La Sémiramis me fut tout particulièrement utile pour entrer en contact avec ces populations. En effet, les habitants des îles Mergui que l’on nomme les Sélouns n’ont point de demeure fixe, ce sont des pêcheurs qui vivent sur leurs barques errant d’île en île et campant seulement sur les rivages pendant la mousson de sud-ouest, qui rend la mer intenable. Ils s’enfuient quand ils voient apparaître un navire. J’eus la chance de voir au port de Mergui deux familles qui étaient venues là faire quelques échanges avec un commerçant chinois. Ensuite, la Sémiramis réussit à bloquer une tribu entière, dans une petite baie de la rade de Saint-Mathieu, qui est située tout au sud de l’Archipel.

Les observations prises sur ces divers sujets mènent à la conclusion suivante : la race est mélangée, elle comprend au moins deux éléments, un élément de haute taille, dolichocéphale, blanc, et un élément de plus petite taille, mongolique.

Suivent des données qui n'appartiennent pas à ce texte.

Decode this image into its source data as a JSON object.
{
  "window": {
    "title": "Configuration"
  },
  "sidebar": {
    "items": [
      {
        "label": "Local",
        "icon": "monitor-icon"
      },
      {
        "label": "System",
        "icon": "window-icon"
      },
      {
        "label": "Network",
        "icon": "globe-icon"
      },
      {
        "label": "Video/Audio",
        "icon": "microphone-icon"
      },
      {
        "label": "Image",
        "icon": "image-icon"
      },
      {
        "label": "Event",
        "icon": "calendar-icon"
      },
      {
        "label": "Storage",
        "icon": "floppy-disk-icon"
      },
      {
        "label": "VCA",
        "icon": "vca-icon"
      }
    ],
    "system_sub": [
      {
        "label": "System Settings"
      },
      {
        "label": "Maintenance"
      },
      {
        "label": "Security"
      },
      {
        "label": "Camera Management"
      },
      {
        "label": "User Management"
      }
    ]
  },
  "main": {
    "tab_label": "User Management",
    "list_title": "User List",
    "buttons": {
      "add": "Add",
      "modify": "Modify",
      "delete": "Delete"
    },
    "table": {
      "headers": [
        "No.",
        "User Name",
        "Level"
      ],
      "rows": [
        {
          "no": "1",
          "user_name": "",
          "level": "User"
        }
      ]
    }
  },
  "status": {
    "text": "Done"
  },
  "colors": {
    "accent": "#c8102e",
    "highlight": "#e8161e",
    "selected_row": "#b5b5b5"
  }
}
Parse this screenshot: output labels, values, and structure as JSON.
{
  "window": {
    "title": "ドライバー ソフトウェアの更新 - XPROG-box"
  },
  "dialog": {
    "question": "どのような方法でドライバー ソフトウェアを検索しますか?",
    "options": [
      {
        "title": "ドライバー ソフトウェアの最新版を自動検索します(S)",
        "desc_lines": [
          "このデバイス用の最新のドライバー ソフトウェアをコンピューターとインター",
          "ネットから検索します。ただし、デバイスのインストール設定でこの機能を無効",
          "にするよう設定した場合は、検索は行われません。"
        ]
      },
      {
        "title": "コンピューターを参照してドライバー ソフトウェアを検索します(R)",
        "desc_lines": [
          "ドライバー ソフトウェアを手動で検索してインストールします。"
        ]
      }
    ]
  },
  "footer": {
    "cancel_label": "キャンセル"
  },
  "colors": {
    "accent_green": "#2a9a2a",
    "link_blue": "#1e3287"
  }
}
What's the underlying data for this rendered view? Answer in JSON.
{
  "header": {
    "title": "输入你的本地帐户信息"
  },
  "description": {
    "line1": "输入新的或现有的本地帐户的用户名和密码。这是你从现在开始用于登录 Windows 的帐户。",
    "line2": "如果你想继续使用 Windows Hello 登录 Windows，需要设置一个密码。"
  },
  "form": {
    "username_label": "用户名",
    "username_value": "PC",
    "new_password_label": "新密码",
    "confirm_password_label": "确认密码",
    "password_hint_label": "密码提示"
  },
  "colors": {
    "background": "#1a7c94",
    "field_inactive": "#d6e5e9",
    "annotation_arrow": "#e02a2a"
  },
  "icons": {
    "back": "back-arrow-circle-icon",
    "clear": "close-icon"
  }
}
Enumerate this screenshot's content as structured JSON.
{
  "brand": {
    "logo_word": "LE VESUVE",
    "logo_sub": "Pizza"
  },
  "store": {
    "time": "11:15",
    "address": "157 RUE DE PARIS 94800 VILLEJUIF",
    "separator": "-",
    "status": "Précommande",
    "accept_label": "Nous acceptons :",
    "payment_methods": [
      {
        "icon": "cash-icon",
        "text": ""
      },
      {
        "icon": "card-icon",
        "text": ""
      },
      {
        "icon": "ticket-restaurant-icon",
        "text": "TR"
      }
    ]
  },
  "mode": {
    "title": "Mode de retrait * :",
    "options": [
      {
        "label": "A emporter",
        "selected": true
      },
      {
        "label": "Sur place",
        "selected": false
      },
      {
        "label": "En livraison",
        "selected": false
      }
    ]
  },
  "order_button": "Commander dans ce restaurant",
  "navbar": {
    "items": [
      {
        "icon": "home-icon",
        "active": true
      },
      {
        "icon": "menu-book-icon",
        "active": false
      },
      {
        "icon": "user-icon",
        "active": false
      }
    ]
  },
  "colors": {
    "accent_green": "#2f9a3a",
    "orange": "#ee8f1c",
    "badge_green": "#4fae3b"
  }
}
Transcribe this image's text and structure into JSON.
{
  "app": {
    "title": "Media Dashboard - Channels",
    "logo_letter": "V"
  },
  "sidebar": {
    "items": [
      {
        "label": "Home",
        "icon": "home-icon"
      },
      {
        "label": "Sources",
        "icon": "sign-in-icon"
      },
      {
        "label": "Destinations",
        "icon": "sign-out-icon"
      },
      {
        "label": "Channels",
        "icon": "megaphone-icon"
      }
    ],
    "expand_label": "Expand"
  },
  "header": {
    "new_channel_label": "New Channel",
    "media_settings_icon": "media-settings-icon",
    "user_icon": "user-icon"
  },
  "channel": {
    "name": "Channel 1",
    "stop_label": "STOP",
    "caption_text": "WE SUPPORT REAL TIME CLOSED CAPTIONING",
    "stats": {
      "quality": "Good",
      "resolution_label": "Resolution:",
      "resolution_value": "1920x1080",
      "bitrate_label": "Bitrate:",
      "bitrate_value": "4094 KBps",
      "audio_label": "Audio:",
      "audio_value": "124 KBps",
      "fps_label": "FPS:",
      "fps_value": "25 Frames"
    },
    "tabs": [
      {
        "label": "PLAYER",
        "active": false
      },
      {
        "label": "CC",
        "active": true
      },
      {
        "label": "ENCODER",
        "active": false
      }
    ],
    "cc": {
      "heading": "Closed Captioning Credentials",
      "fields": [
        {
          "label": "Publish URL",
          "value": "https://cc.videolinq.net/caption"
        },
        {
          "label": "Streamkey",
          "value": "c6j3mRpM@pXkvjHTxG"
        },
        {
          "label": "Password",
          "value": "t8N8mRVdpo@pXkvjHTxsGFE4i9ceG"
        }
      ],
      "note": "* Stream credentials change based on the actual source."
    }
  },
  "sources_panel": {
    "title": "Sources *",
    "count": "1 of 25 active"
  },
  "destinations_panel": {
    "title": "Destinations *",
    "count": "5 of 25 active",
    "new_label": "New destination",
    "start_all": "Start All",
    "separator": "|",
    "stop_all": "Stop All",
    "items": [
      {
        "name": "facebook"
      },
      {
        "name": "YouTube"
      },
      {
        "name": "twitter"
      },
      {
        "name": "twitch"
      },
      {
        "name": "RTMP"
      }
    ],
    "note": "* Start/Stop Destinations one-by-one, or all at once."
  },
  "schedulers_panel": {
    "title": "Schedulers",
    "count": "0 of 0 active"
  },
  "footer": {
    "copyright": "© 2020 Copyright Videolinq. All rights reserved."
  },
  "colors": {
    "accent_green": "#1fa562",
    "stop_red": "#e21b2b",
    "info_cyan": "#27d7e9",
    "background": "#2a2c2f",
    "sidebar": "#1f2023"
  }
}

Le type malais est dominant, la langue et l’ethnographie rattachent également cette population à la Malaisie ; quelques indices laissent à peine soupçonner une légère immixtion de sang noir[1].

Dans le milieu d’avril 1893, la Sémiramis arrivait à Poulo-Pinang.

L’étude de la Péninsule Malaise se présente comme un des points importants de la mission.

Nous avons vu que l’existence de petits nègres dans cette région, intermédiaire entre les Andaman et les Philippines, avait servi à Crawfurd pour établir le groupe Négrito à part du groupe Papou ; si l’on a pu ensuite vérifier la différenciation anthropologique entre les deux races pour ce qui concerne les Andaman et les Philippines, cette vérification manquait totalement pour la Péninsule. Logan, qui, dans les premières années de son Journal of Indian Archipelago (1847 et suivantes), a publié toute une série de descriptions très fouillées des

  1. Ces conclusions s’accordent avec l’opinion exprimée par Anderson. J. Anderson, The Selungs of the Mergui archipelago, London, Trübner and Co., 1890.